In 2009, the Savage Rapids Dam of Oregon was eradicated.
In 2014, the Glines Canyon Dam in Washington was uprooted.
Nationwide, over 1,300 manmade dams have been removed since 2015.
2016 is the year for Klamath River to return to its dam-free flow through Oregon and Northern California.
A multi-party Klamath Basin Restoration Agreement was signed in early 2008 as a resolution of various issues and debates over complex water rights in the Klamath Basin. These parties included the state of California, the state of Oregon, various Native American tribes, four counties and 35 other local organizations and individuals.
This restoration agreement intends for the dismantlement of the four Klamath River Hydroelectric Project dams, all of which were privately owned by the electric power giant PacifiCorp.
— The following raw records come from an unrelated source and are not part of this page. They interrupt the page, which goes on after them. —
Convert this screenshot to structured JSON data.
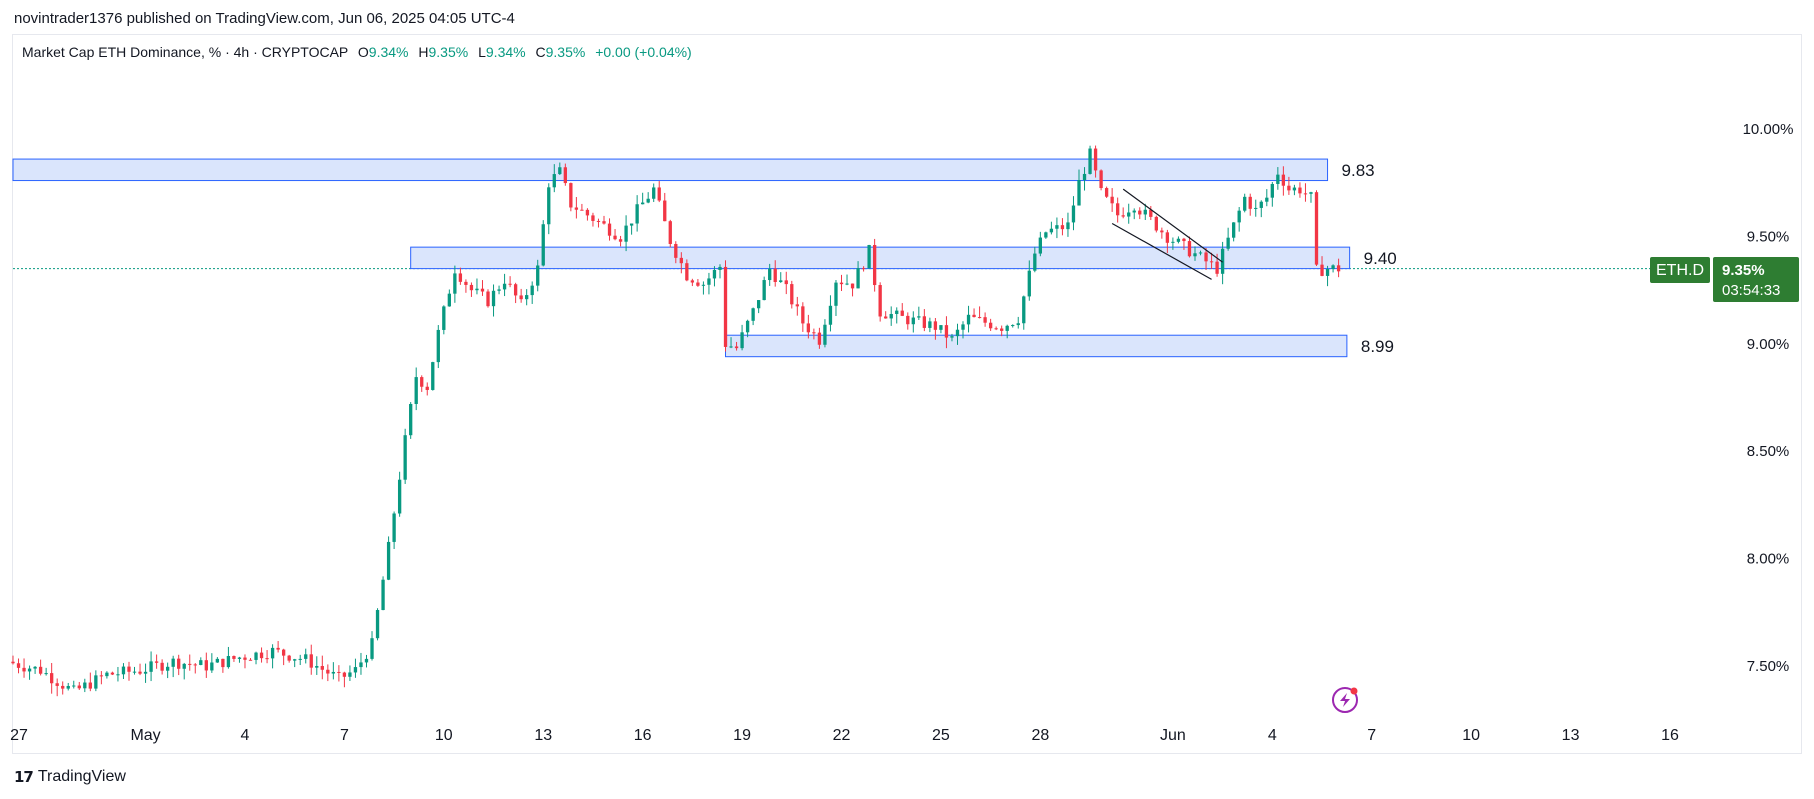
{
  "publish": {
    "text": "novintrader1376 published on TradingView.com, Jun 06, 2025 04:05 UTC-4"
  },
  "legend": {
    "symbol": "Market Cap ETH Dominance, % · 4h · CRYPTOCAP",
    "o_label": "O",
    "o_value": "9.34%",
    "h_label": "H",
    "h_value": "9.35%",
    "l_label": "L",
    "l_value": "9.34%",
    "c_label": "C",
    "c_value": "9.35%",
    "change": "+0.00 (+0.04%)"
  },
  "badge": {
    "ticker": "ETH.D",
    "price": "9.35%",
    "countdown": "03:54:33"
  },
  "footer": {
    "logo": "17",
    "brand": "TradingView"
  },
  "colors": {
    "up": "#089981",
    "down": "#f23645",
    "zone_fill": "#d4e0fb",
    "zone_stroke": "#2962ff",
    "price_line": "#089981",
    "badge": "#2e7d32"
  },
  "chart_data": {
    "type": "candlestick",
    "interval": "4h",
    "y_unit": "%",
    "ylim": [
      7.3,
      10.2
    ],
    "y_ticks": [
      "10.00%",
      "9.50%",
      "9.00%",
      "8.50%",
      "8.00%",
      "7.50%"
    ],
    "y_tick_values": [
      10.0,
      9.5,
      9.0,
      8.5,
      8.0,
      7.5
    ],
    "x_tick_labels": [
      "27",
      "May",
      "4",
      "7",
      "10",
      "13",
      "16",
      "19",
      "22",
      "25",
      "28",
      "Jun",
      "4",
      "7",
      "10",
      "13",
      "16"
    ],
    "x_tick_dates": [
      "2025-04-27",
      "2025-05-01",
      "2025-05-04",
      "2025-05-07",
      "2025-05-10",
      "2025-05-13",
      "2025-05-16",
      "2025-05-19",
      "2025-05-22",
      "2025-05-25",
      "2025-05-28",
      "2025-06-01",
      "2025-06-04",
      "2025-06-07",
      "2025-06-10",
      "2025-06-13",
      "2025-06-16"
    ],
    "last_price": 9.35,
    "price_path": [
      [
        "2025-04-27",
        7.52
      ],
      [
        "2025-04-28",
        7.48
      ],
      [
        "2025-04-29",
        7.38
      ],
      [
        "2025-04-30",
        7.46
      ],
      [
        "2025-05-01",
        7.48
      ],
      [
        "2025-05-02",
        7.52
      ],
      [
        "2025-05-03",
        7.5
      ],
      [
        "2025-05-04",
        7.54
      ],
      [
        "2025-05-05",
        7.57
      ],
      [
        "2025-05-06",
        7.53
      ],
      [
        "2025-05-07",
        7.44
      ],
      [
        "2025-05-07T12:00",
        7.48
      ],
      [
        "2025-05-08",
        7.6
      ],
      [
        "2025-05-08T12:00",
        8.05
      ],
      [
        "2025-05-09",
        8.55
      ],
      [
        "2025-05-09T08:00",
        8.85
      ],
      [
        "2025-05-09T16:00",
        8.8
      ],
      [
        "2025-05-10",
        9.05
      ],
      [
        "2025-05-10T12:00",
        9.35
      ],
      [
        "2025-05-11",
        9.25
      ],
      [
        "2025-05-11T12:00",
        9.2
      ],
      [
        "2025-05-12",
        9.3
      ],
      [
        "2025-05-12T12:00",
        9.18
      ],
      [
        "2025-05-13",
        9.35
      ],
      [
        "2025-05-13T08:00",
        9.75
      ],
      [
        "2025-05-13T16:00",
        9.8
      ],
      [
        "2025-05-14",
        9.65
      ],
      [
        "2025-05-14T12:00",
        9.6
      ],
      [
        "2025-05-15",
        9.55
      ],
      [
        "2025-05-15T12:00",
        9.5
      ],
      [
        "2025-05-16",
        9.62
      ],
      [
        "2025-05-16T12:00",
        9.72
      ],
      [
        "2025-05-17",
        9.48
      ],
      [
        "2025-05-17T12:00",
        9.32
      ],
      [
        "2025-05-18",
        9.28
      ],
      [
        "2025-05-18T12:00",
        9.36
      ],
      [
        "2025-05-18T16:00",
        9.0
      ],
      [
        "2025-05-19",
        8.98
      ],
      [
        "2025-05-19T12:00",
        9.15
      ],
      [
        "2025-05-20",
        9.35
      ],
      [
        "2025-05-20T12:00",
        9.25
      ],
      [
        "2025-05-21",
        9.1
      ],
      [
        "2025-05-21T12:00",
        9.02
      ],
      [
        "2025-05-22",
        9.3
      ],
      [
        "2025-05-22T12:00",
        9.28
      ],
      [
        "2025-05-23",
        9.43
      ],
      [
        "2025-05-23T08:00",
        9.15
      ],
      [
        "2025-05-24",
        9.12
      ],
      [
        "2025-05-25",
        9.08
      ],
      [
        "2025-05-25T12:00",
        9.02
      ],
      [
        "2025-05-26",
        9.12
      ],
      [
        "2025-05-27",
        9.08
      ],
      [
        "2025-05-27T12:00",
        9.12
      ],
      [
        "2025-05-28",
        9.42
      ],
      [
        "2025-05-28T08:00",
        9.52
      ],
      [
        "2025-05-29",
        9.55
      ],
      [
        "2025-05-29T08:00",
        9.75
      ],
      [
        "2025-05-29T16:00",
        9.88
      ],
      [
        "2025-05-30",
        9.7
      ],
      [
        "2025-05-30T12:00",
        9.6
      ],
      [
        "2025-05-31",
        9.65
      ],
      [
        "2025-06-01",
        9.5
      ],
      [
        "2025-06-01T12:00",
        9.45
      ],
      [
        "2025-06-02",
        9.4
      ],
      [
        "2025-06-02T12:00",
        9.35
      ],
      [
        "2025-06-03",
        9.55
      ],
      [
        "2025-06-03T08:00",
        9.68
      ],
      [
        "2025-06-03T16:00",
        9.62
      ],
      [
        "2025-06-04",
        9.68
      ],
      [
        "2025-06-04T08:00",
        9.8
      ],
      [
        "2025-06-04T16:00",
        9.72
      ],
      [
        "2025-06-05",
        9.72
      ],
      [
        "2025-06-05T08:00",
        9.68
      ],
      [
        "2025-06-05T12:00",
        9.34
      ],
      [
        "2025-06-05T20:00",
        9.35
      ],
      [
        "2025-06-06",
        9.35
      ]
    ],
    "zones": [
      {
        "label": "9.83",
        "low": 9.76,
        "high": 9.86,
        "from": "2025-04-27",
        "to": "2025-06-05T16:00"
      },
      {
        "label": "9.40",
        "low": 9.35,
        "high": 9.45,
        "from": "2025-05-09",
        "to": "2025-06-06T08:00"
      },
      {
        "label": "8.99",
        "low": 8.94,
        "high": 9.04,
        "from": "2025-05-18T12:00",
        "to": "2025-06-06T06:00"
      }
    ],
    "channel_lines": [
      [
        [
          "2025-05-30T12:00",
          9.72
        ],
        [
          "2025-06-02T12:00",
          9.38
        ]
      ],
      [
        [
          "2025-05-30T04:00",
          9.56
        ],
        [
          "2025-06-02T04:00",
          9.3
        ]
      ]
    ]
  }
}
Removal projects allow the rivers and fisheries, crippled by the dam’s construction, to be renewed and reinvigorated. From a cultural perspective, these projects reveal a more intrinsic shift in the way Americans relate to their natural environment, portraying it as more than just a means to an end for hydroelectric energy, agriculture, and economic growth.
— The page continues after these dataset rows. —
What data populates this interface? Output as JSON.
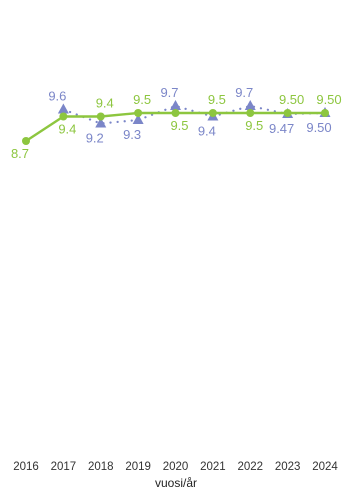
{
  "chart_data": {
    "type": "line",
    "title": "",
    "xlabel": "vuosi/år",
    "ylabel": "",
    "categories": [
      "2016",
      "2017",
      "2018",
      "2019",
      "2020",
      "2021",
      "2022",
      "2023",
      "2024"
    ],
    "ylim": [
      8.0,
      10.5
    ],
    "grid": false,
    "legend": "none",
    "series": [
      {
        "color": "#8dc63f",
        "line_style": "solid",
        "marker": "circle",
        "values": [
          8.7,
          9.4,
          9.4,
          9.5,
          9.5,
          9.5,
          9.5,
          9.5,
          9.5
        ],
        "labels": [
          "8.7",
          "9.4",
          "9.4",
          "9.5",
          "9.5",
          "9.5",
          "9.5",
          "9.50",
          "9.50"
        ]
      },
      {
        "color": "#7b86c8",
        "line_style": "dotted",
        "marker": "triangle",
        "values": [
          null,
          9.6,
          9.2,
          9.3,
          9.7,
          9.4,
          9.7,
          9.47,
          9.5
        ],
        "labels": [
          "",
          "9.6",
          "9.2",
          "9.3",
          "9.7",
          "9.4",
          "9.7",
          "9.47",
          "9.50"
        ]
      }
    ]
  }
}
Historically, the river system supported a thriving ecosystem of Chinook and coho salmon. These fish became the core of many California Indians’ nutrition, wealth, and culture. Each spring would yield tens of thousands of the fish, often weighing upwards of 40 pounds.
“We’re salmon people,” Leaf Hillman, a member of the Karuk tribe and Director of the Department of Natural Resources, said to conservationists. “Our very identity is based on [it].”
His tribe, in collaboration with neighboring Yurok and Hupa tribes, has been dependent on the flourishing of these fish. However, the very position of these dams acted as a physical barrier to the salmon’s known spawning grounds.
In the span of less than half a century, 300 miles of former salmon habitat have now become inaccessible.
Salmon numbers in the Central Valley and in the Klamath have continued to decline, from historic returns of 4 million to only a predicted 50,000 Chinook expected to return this year to fertilize their eggs. This will be one of the river’s poorest returns on record.
“To me, it’s an environmental injustice,” Klamath Tribes Chairman Don Gentry said to National Geographic. “Many people have benefited from the development and changes at the expense of the resource and the tribes. It’s only right to restore the fishery back to us.”
The agreement, under endorsement from federal officials and the states of Oregon and California, stipulates the dams’ removal by the year 2020. This will unfurl over 420 square miles of natural habitat for Chinook and other species, potentially allowing for the proliferation of them by approximately 80 percent.
This removal program aims to follow in the footsteps of other immensely successful programs. For example, Mike McHenry, a habitat biologist for the Lower Elwha Klallam Tribe, in discussing the Elwha River Restoration Projects in Washington after the removal of the Elwha Canyon Dam, told the Seattle Times that “almost overnight it converted from a steep, cobbly, high-energy environment to a sloped, sandy, lower-energy environment.”
The change in biological environment immediately allowed for salmon population recovery, and help set the stage for further ecological developments.
Because of the socioculturalism of the Klamath river and its intrinsic relationship with the Native American tribes, Steve Rothert, California regional director of American Rivers, referred to it to the Seattle Times as “the most significant dam removal and restoration project ever undertaken.”